I think I wrote about this not so long ago, maybe being discontent got biologically wired into us many generations ago, as it causes us to constantly strive and push ourselves towards monetary and romantic and procreational success. The monetary and romantic success could easily get folded up into the procreational success making the whole thing evolutionarily favorable, even if the experience we have is distasteful.
Whatever. I try not to chase happiness, but I sure as hell am chasing contentedness. I don't even know if there's a real distinction, or what it means for me.

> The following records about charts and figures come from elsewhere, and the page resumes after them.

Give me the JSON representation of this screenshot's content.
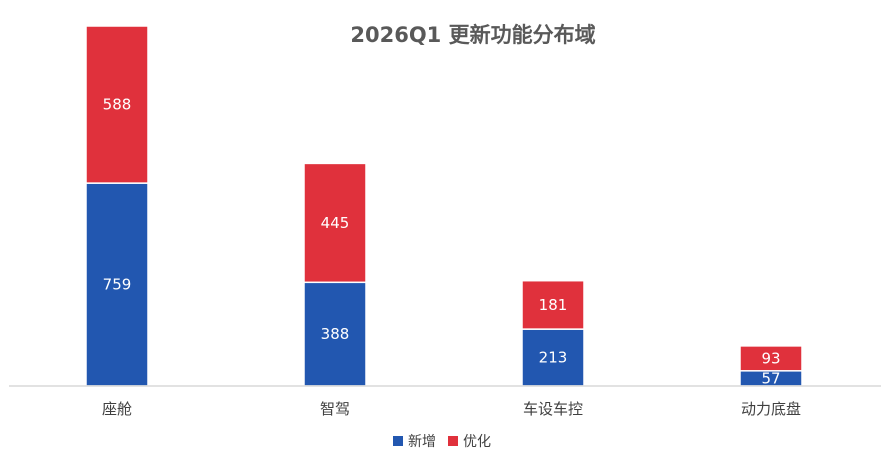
{
  "chart_data": {
    "type": "bar",
    "stacked": true,
    "title": "2026Q1 更新功能分布域",
    "categories": [
      "座舱",
      "智驾",
      "车设车控",
      "动力底盘"
    ],
    "series": [
      {
        "name": "新增",
        "color": "#2257B0",
        "values": [
          759,
          388,
          213,
          57
        ]
      },
      {
        "name": "优化",
        "color": "#E0313C",
        "values": [
          588,
          445,
          181,
          93
        ]
      }
    ],
    "data_labels": true,
    "legend_position": "bottom",
    "grid": false,
    "ylim": [
      0,
      1350
    ]
  }
}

I don't think I got too many gold stars growing up, but I definitely always felt I was special.
I'm just rambling now. Obviously, this is an interesting topic.
I like this post.
It reminds me to try to be content with what I have.
I like what St. Paul wrote
"I know what it is to be in need, and I know what it is to have plenty. I have learned the secret of being content in any and every situation, whether well fed or hungry, whether living in plenty or in want."
Philippians 4:11-13
Josh and I have almost this exact conversation all the time. Just to remind ourselves, I think. We're so fortunate to have these things that are making our life hard.
We've basically built our value system around gratefulness. It's just a matter of remembering how grateful we are for our children, Josh's job, that I get to take care of the girls full time, for our life. When we remember to be grateful, it's so much easier to find the joy. Sappy, but true.